Bose QuietComfort 35 headphones updated

Bose is launching a revised version of its highly regarded Bose QC35 headphones. Now named QuietComfort 35 wireless headphones II, Bose has added a new “Action Button” for, as it says, “seamless voice access to your Google Assistant” on your Android phone.

At its core, this is the same QuietComfort 35 that has been out for a while, the one that our Editor-in-Chief loved when he reviewed it last year. It’s a wireless, noise cancelling model, with advanced control via iOS or Android apps.

In my own experience, you can’t really get better than Bose’s noise cancelling. I reviewed the first consumer set released by Bose way back in 2002 – the Bose QuietComfort 1 headphones – and they were seriously impressive even then. I say “consumer set” because Bose developed the noise cancellation technology in the first place for headsets for fighter pilots.

Noise cancellation essentially works by using microphones to capture the environmental sound, then processing that so that it’s the same as the sound that would make it to your ears from the outside, inverting it and feeding it back into the signal at just the right level to destructively interfere with that environmental sound. With that gone, all that remains is the original signal.

Conceptually simple, the trick is in the execution. Accurate modelling of how the environmental sound propagates through the headphones and within the earspace is not easy. And it has to be done almost instantaneously, or it’ll be too late to do any good.
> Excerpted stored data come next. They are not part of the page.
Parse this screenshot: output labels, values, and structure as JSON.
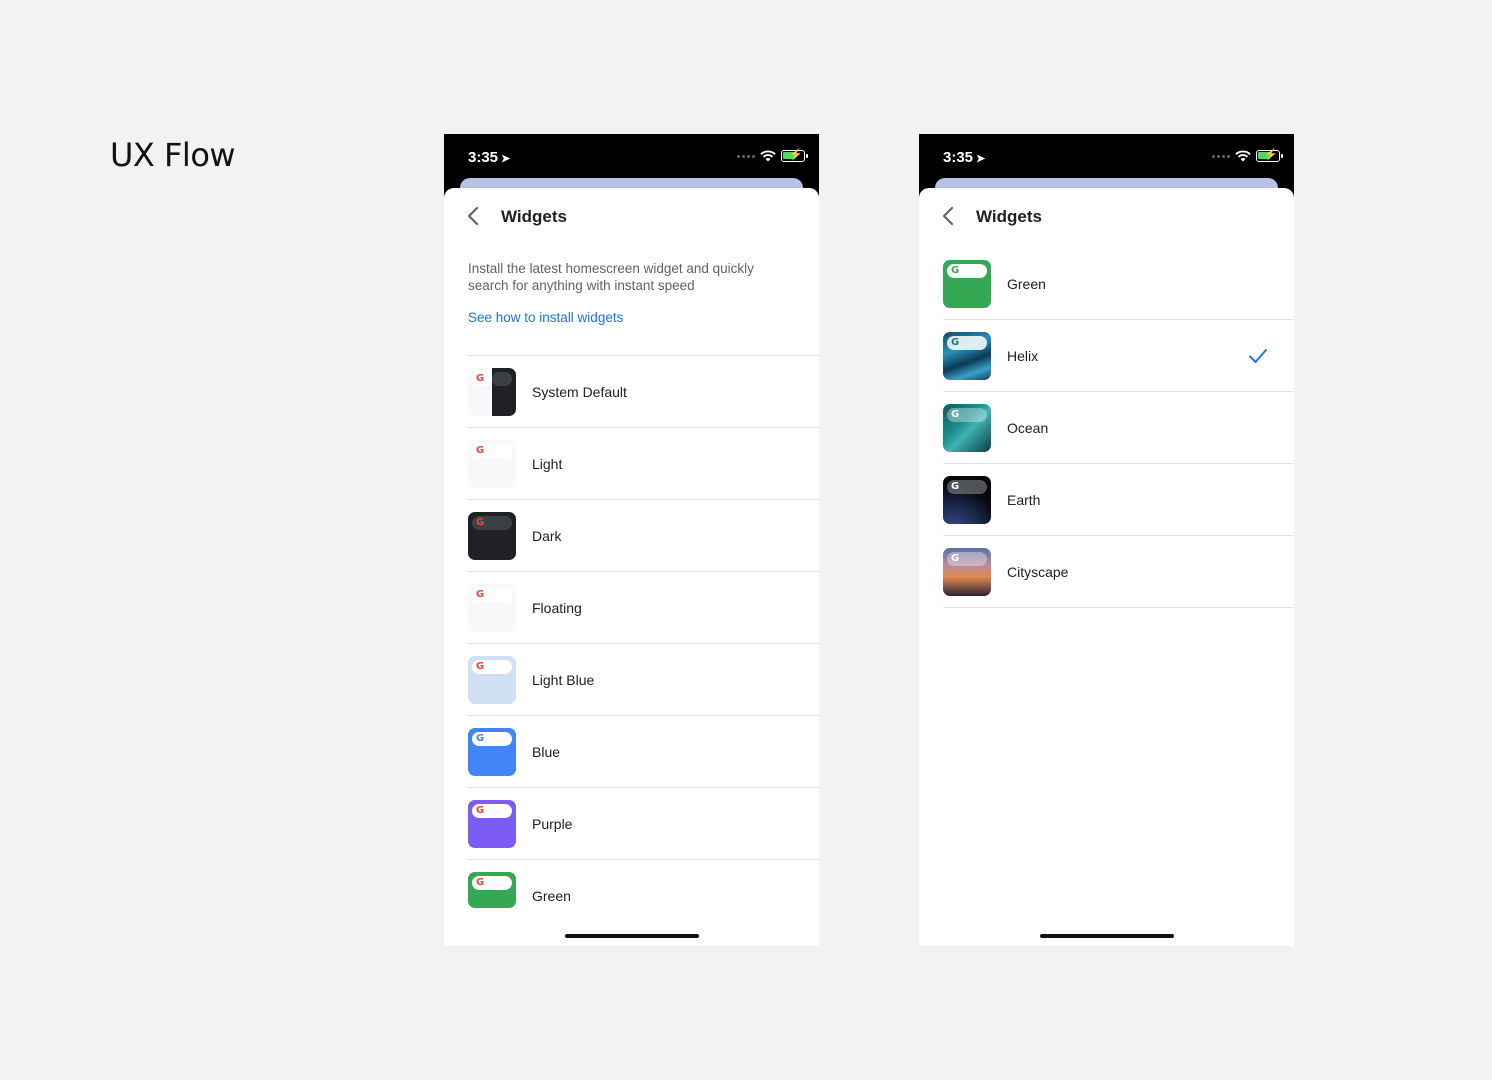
{
  "heading": "UX Flow",
  "screens": {
    "left": {
      "status_time": "3:35",
      "nav_title": "Widgets",
      "description": "Install the latest homescreen widget and quickly search for anything with instant speed",
      "link": "See how to install widgets",
      "items": [
        {
          "label": "System Default",
          "thumb": "system-default"
        },
        {
          "label": "Light",
          "thumb": "light"
        },
        {
          "label": "Dark",
          "thumb": "dark"
        },
        {
          "label": "Floating",
          "thumb": "floating"
        },
        {
          "label": "Light Blue",
          "thumb": "light-blue"
        },
        {
          "label": "Blue",
          "thumb": "blue"
        },
        {
          "label": "Purple",
          "thumb": "purple"
        },
        {
          "label": "Green",
          "thumb": "green"
        }
      ]
    },
    "right": {
      "status_time": "3:35",
      "nav_title": "Widgets",
      "selected": "Helix",
      "items": [
        {
          "label": "Green",
          "thumb": "green"
        },
        {
          "label": "Helix",
          "thumb": "helix"
        },
        {
          "label": "Ocean",
          "thumb": "ocean"
        },
        {
          "label": "Earth",
          "thumb": "earth"
        },
        {
          "label": "Cityscape",
          "thumb": "cityscape"
        }
      ]
    }
  },
  "google_logo": "G",
  "colors": {
    "link": "#1a73e8",
    "check": "#1a73e8",
    "peek": "#b8c0e8"
  }
}
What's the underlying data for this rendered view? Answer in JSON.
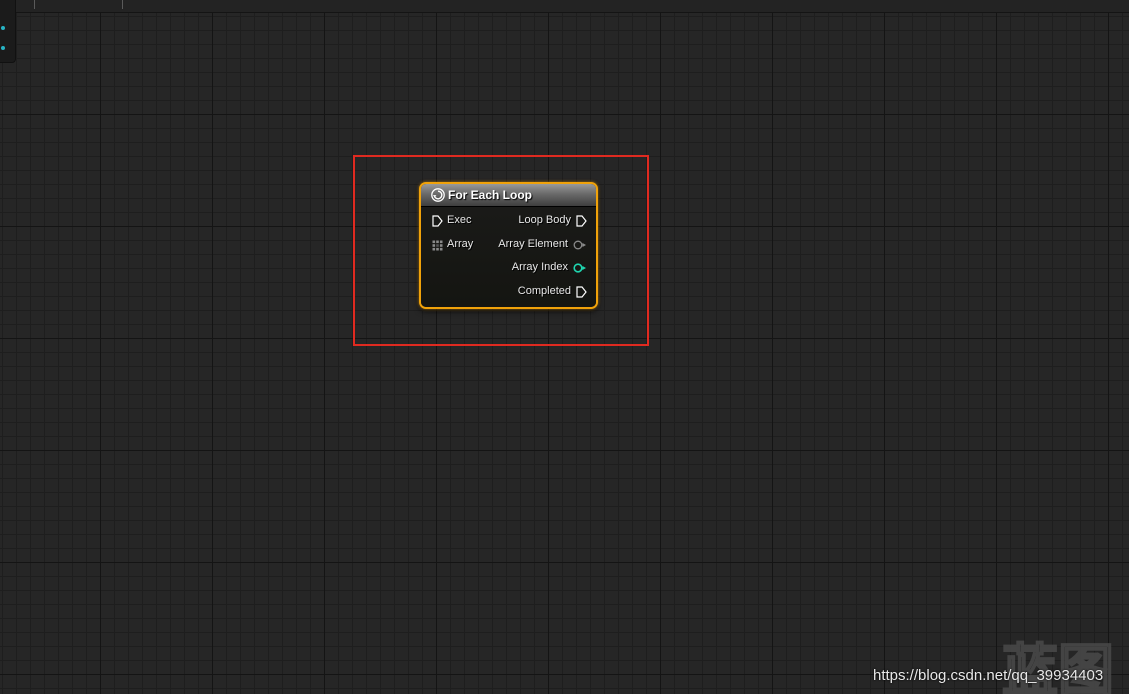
{
  "node": {
    "title": "For Each Loop",
    "border_color": "#f0a20a",
    "inputs": [
      {
        "label": "Exec",
        "pin": "exec-pin-icon"
      },
      {
        "label": "Array",
        "pin": "array-pin-icon"
      }
    ],
    "outputs": [
      {
        "label": "Loop Body",
        "pin": "exec-pin-icon"
      },
      {
        "label": "Array Element",
        "pin": "wildcard-pin-icon"
      },
      {
        "label": "Array Index",
        "pin": "integer-pin-icon"
      },
      {
        "label": "Completed",
        "pin": "exec-pin-icon"
      }
    ]
  },
  "highlight": {
    "color": "#e02a20"
  },
  "colors": {
    "integer_pin": "#1fd6b0",
    "wildcard_pin": "#8a8a8a",
    "exec_pin": "#ffffff"
  },
  "watermark": {
    "text": "https://blog.csdn.net/qq_39934403",
    "logo": "蓝图"
  }
}
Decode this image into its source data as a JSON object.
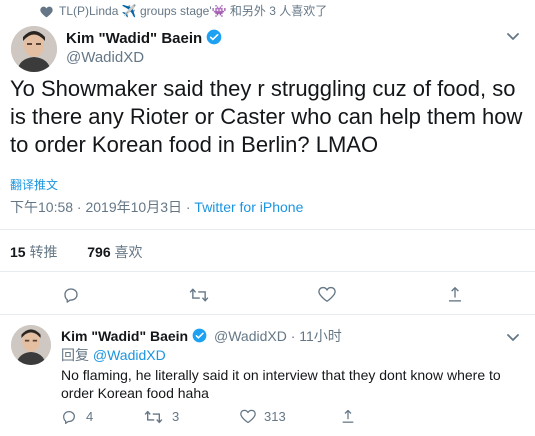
{
  "social_context": {
    "text": "TL(P)Linda ✈️ groups stage'👾 和另外 3 人喜欢了"
  },
  "main_tweet": {
    "display_name": "Kim \"Wadid\" Baein",
    "handle": "@WadidXD",
    "text": "Yo Showmaker said they r struggling cuz of food, so is there any Rioter or Caster who can help them how to order Korean food in Berlin? LMAO",
    "translate_label": "翻译推文",
    "timestamp": "下午10:58 · 2019年10月3日 · ",
    "source": "Twitter for iPhone",
    "retweets": {
      "count": "15",
      "label": "转推"
    },
    "likes": {
      "count": "796",
      "label": "喜欢"
    }
  },
  "reply_tweet": {
    "display_name": "Kim \"Wadid\" Baein",
    "handle_time": "@WadidXD · 11小时",
    "reply_to_prefix": "回复 ",
    "reply_to_handle": "@WadidXD",
    "text": "No flaming, he literally said it on interview that they dont know where to order Korean food haha",
    "reply_count": "4",
    "retweet_count": "3",
    "like_count": "313"
  },
  "colors": {
    "accent": "#1b95e0",
    "muted": "#657786",
    "text": "#14171a",
    "divider": "#e6ecf0",
    "verified": "#1da1f2"
  },
  "icons": [
    "heart-icon",
    "more-icon",
    "verified-icon",
    "reply-icon",
    "retweet-icon",
    "like-icon",
    "share-icon"
  ]
}
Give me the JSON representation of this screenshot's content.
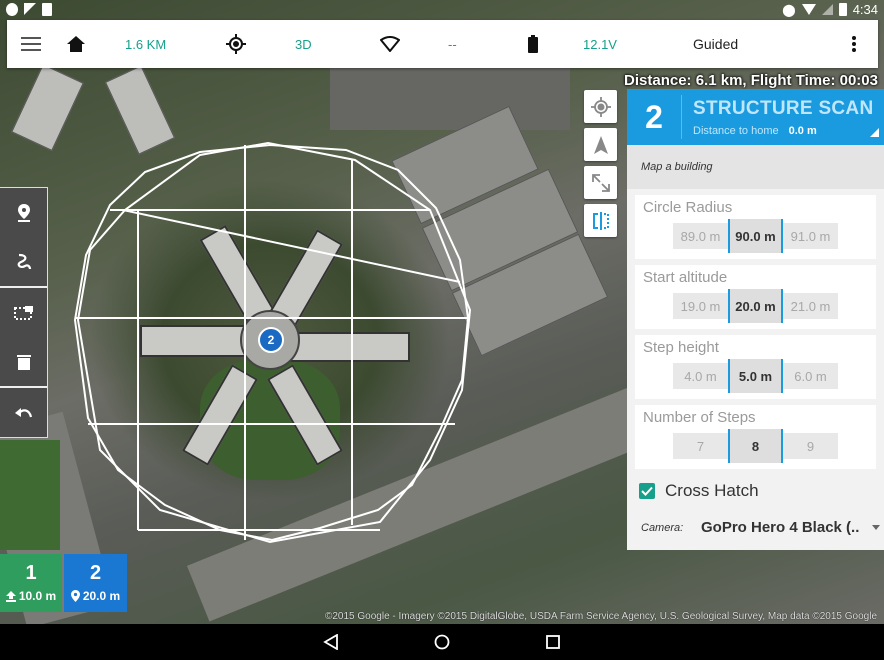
{
  "status_bar": {
    "time": "4:34",
    "left_icons": [
      "circle-icon",
      "signal-icon",
      "clipboard-check-icon"
    ],
    "right_icons": [
      "location-icon",
      "wifi-icon",
      "no-signal-icon",
      "battery-charging-icon"
    ]
  },
  "toolbar": {
    "menu_icon": "hamburger-menu-icon",
    "home_icon": "home-icon",
    "home_distance": "1.6 KM",
    "gps_icon": "gps-crosshair-icon",
    "gps_fix": "3D",
    "signal_icon": "signal-strength-icon",
    "signal_value": "--",
    "battery_icon": "battery-icon",
    "battery_voltage": "12.1V",
    "flight_mode": "Guided",
    "overflow_icon": "more-vert-icon"
  },
  "flight_info": "Distance: 6.1 km, Flight Time: 00:03",
  "edit_tools": {
    "groups": [
      [
        {
          "name": "waypoint-tool",
          "icon": "marker-icon"
        },
        {
          "name": "spline-tool",
          "icon": "spline-icon"
        }
      ],
      [
        {
          "name": "select-tool",
          "icon": "selection-icon"
        },
        {
          "name": "delete-tool",
          "icon": "trash-icon"
        }
      ],
      [
        {
          "name": "undo-tool",
          "icon": "undo-icon"
        }
      ]
    ]
  },
  "map_buttons": [
    {
      "name": "my-location-button",
      "icon": "my-location-icon"
    },
    {
      "name": "drone-location-button",
      "icon": "navigation-arrow-icon"
    },
    {
      "name": "zoom-to-fit-button",
      "icon": "expand-icon"
    },
    {
      "name": "split-view-button",
      "icon": "split-icon"
    }
  ],
  "mission_item": {
    "number": "2",
    "title": "STRUCTURE SCAN",
    "distance_label": "Distance to home",
    "distance_value": "0.0 m",
    "description": "Map a building"
  },
  "params": [
    {
      "label": "Circle Radius",
      "options": [
        "89.0 m",
        "90.0 m",
        "91.0 m"
      ],
      "selected": 1
    },
    {
      "label": "Start altitude",
      "options": [
        "19.0 m",
        "20.0 m",
        "21.0 m"
      ],
      "selected": 1
    },
    {
      "label": "Step height",
      "options": [
        "4.0 m",
        "5.0 m",
        "6.0 m"
      ],
      "selected": 1
    },
    {
      "label": "Number of Steps",
      "options": [
        "7",
        "8",
        "9"
      ],
      "selected": 1
    }
  ],
  "cross_hatch": {
    "label": "Cross Hatch",
    "checked": true
  },
  "camera": {
    "label": "Camera:",
    "value": "GoPro Hero 4 Black (.."
  },
  "waypoints": [
    {
      "number": "1",
      "altitude": "10.0 m",
      "icon": "takeoff-icon",
      "color": "#2e9d5e"
    },
    {
      "number": "2",
      "altitude": "20.0 m",
      "icon": "location-pin-icon",
      "color": "#1a78d2"
    }
  ],
  "map_marker": {
    "label": "2"
  },
  "attribution": "©2015 Google - Imagery ©2015 DigitalGlobe, USDA Farm Service Agency, U.S. Geological Survey, Map data ©2015 Google",
  "nav_bar": {
    "back_icon": "back-icon",
    "home_icon": "home-circle-icon",
    "recents_icon": "recents-icon"
  },
  "colors": {
    "accent_blue": "#1a9be0",
    "teal": "#16a08c",
    "takeoff_green": "#2e9d5e",
    "waypoint_blue": "#1a78d2"
  }
}
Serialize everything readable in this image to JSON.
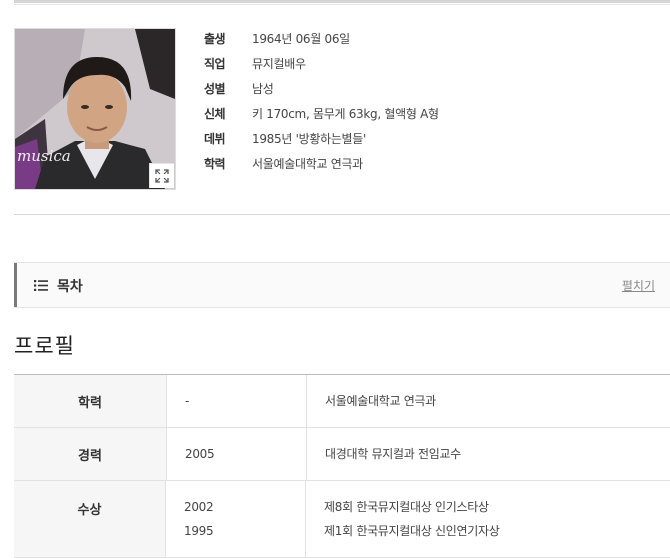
{
  "profile": {
    "rows": [
      {
        "label": "출생",
        "value": "1964년 06월 06일"
      },
      {
        "label": "직업",
        "value": "뮤지컬배우"
      },
      {
        "label": "성별",
        "value": "남성"
      },
      {
        "label": "신체",
        "value": "키 170cm, 몸무게 63kg, 혈액형 A형"
      },
      {
        "label": "데뷔",
        "value": "1985년 '방황하는별들'"
      },
      {
        "label": "학력",
        "value": "서울예술대학교 연극과"
      }
    ],
    "photo_caption": "musica"
  },
  "toc": {
    "icon": "list-icon",
    "title": "목차",
    "toggle_label": "펼치기"
  },
  "section": {
    "title": "프로필"
  },
  "table": {
    "rows": [
      {
        "head": "학력",
        "entries": [
          {
            "year": "-",
            "desc": "서울예술대학교 연극과"
          }
        ]
      },
      {
        "head": "경력",
        "entries": [
          {
            "year": "2005",
            "desc": "대경대학 뮤지컬과 전임교수"
          }
        ]
      },
      {
        "head": "수상",
        "entries": [
          {
            "year": "2002",
            "desc": "제8회 한국뮤지컬대상 인기스타상"
          },
          {
            "year": "1995",
            "desc": "제1회 한국뮤지컬대상 신인연기자상"
          }
        ]
      }
    ]
  }
}
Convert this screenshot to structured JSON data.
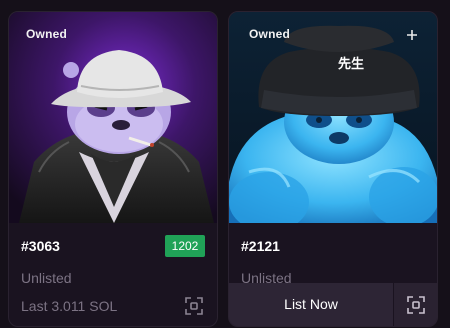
{
  "cards": [
    {
      "owned_label": "Owned",
      "token_id": "#3063",
      "rank": "1202",
      "status": "Unlisted",
      "last_price": "Last 3.011 SOL",
      "colors": {
        "background": "#3a1560",
        "rank_badge": "#20a257"
      },
      "icons": [
        "expand-scan-icon"
      ]
    },
    {
      "owned_label": "Owned",
      "token_id": "#2121",
      "status": "Unlisted",
      "hat_text": "先生",
      "action_label": "List Now",
      "colors": {
        "background": "#0a1c2e",
        "panda": "#39b8f0"
      },
      "icons": [
        "plus-icon",
        "expand-scan-icon"
      ]
    }
  ]
}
So, back to the QC35 II headphones. They work with Siri, as did the previous model, and do hands free phone duty, but a dedicated key for Google Assistant increases their effectiveness. Google Assistant is increasingly penetrating the Android world, replacing Google Now. Using the headphones, it can notify you of appointments, or you can use it to manage music playback. And so on. These assistant programs are improving so rapidly, it’s hard to keep up.

An additional feature with the new model is the ability to choose an intermediate level of noise cancellation, or to switch it off entirely using the app. The new “Action Button” can be switched, using the Connect App, from invoking Google Assistant to setting the cancellation level. The app can also be used to set the equalisation for the headphones, allowing you to tailer the sound to precisely what you like.

The built-in batteries have a rated life of twenty hours, but the headphones can be used with a wired connection as well.

They are priced at $499.95, unchanged from the previous model.